Он не ответил. Помедлив минуту-другую, он сказал:
– Конечно, после всего… осмелюсь сказать, вы правы. Лимсток нынче нездоров. Это… это может повредить вам… или вашей сестре.
– Ничто не может повредить Джоанне, – возразил я. – Она крепкая. Это я слабак. Когда-нибудь штучки с письмами доведут меня до болезни.
– Они меня доведут до болезни, – сказал Оуэн.
Я приоткрыл дверь агентства.
– Но я не уеду, – заявил я. – Вульгарное любопытство сильнее малодушия. Я хочу знать, чем все это кончится.
Я вошел в агентство.
Женщина, печатавшая на машинке, встала и шагнула навстречу мне. У нее были завитые волосы и фальшивая улыбка, но я нашел ее куда более интеллигентной, чем те очкастые девицы, которые обычно распоряжаются в провинциальных конторах.
Секундой позже я осознал, что уже встречался с ней. Это была мисс Гинч, бывшая служащая Симмингтона.
Я отметил этот факт.
– Вы работали у «Гэлбрайта, Гэлбрайта и Симмингтона», не так ли? – спросил я.
– Да. Да, конечно. Но я решила, что лучше уйти оттуда. Здесь вполне хорошее место, хотя и меньше платят. Но есть вещи, которые не измерить деньгами, вам не кажется?
– Несомненно, – подтвердил я.
– Эти жуткие письма, – произнесла мисс Гинч свистящим шепотом. – Я получила одно такое. Обо мне и мистере Симмингтоне. О, это было ужасно, там говорились такие кошмарные вещи! Я знаю свои обязанности, и я отнесла его в полицию, хотя, уж конечно, не слишком-то это для меня приятно, а?
– Да-да, это очень неприятно.
– Они поблагодарили меня и сказали, что я поступила правильно. Но я подумала потом: раз уж люди говорят такое – а ясно, они должны были говорить, иначе откуда бы этот «писатель» подцепил такую идею? – я обязана уйти подальше даже от намеков на что-либо в этом роде, потому что ничего никогда не было между мной и мистером Симмингтоном.
Я был более чем смущен.
– О, конечно, конечно, нет…
– Но люди так несправедливы! Да, увы, так несправедливы!

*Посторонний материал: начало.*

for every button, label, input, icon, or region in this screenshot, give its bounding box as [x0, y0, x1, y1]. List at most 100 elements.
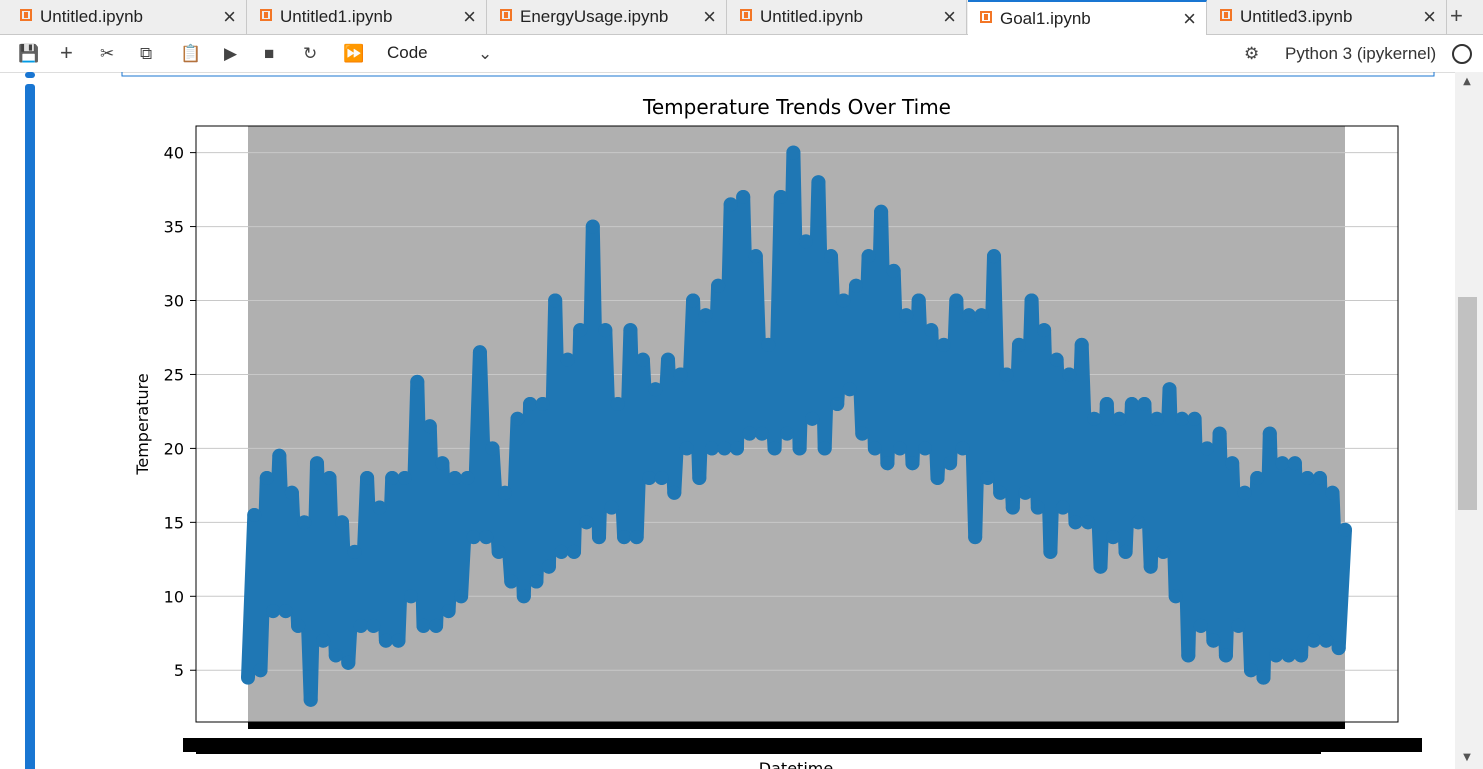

Я, несколько нервно пытаясь обойти мисс Гинч, тем не менее успел взглянуть в ее глаза и сделал при этом весьма неприятное открытие. Мисс Гинч искренне наслаждалась собой. Однажды в этот день я уже встретился с человеком, который получал удовольствие от анонимных писем. Но энтузиазм инспектора Грэйвса был профессиональным. А наслаждение мисс Гинч показалось мне просто подозрительным и внушающим отвращение.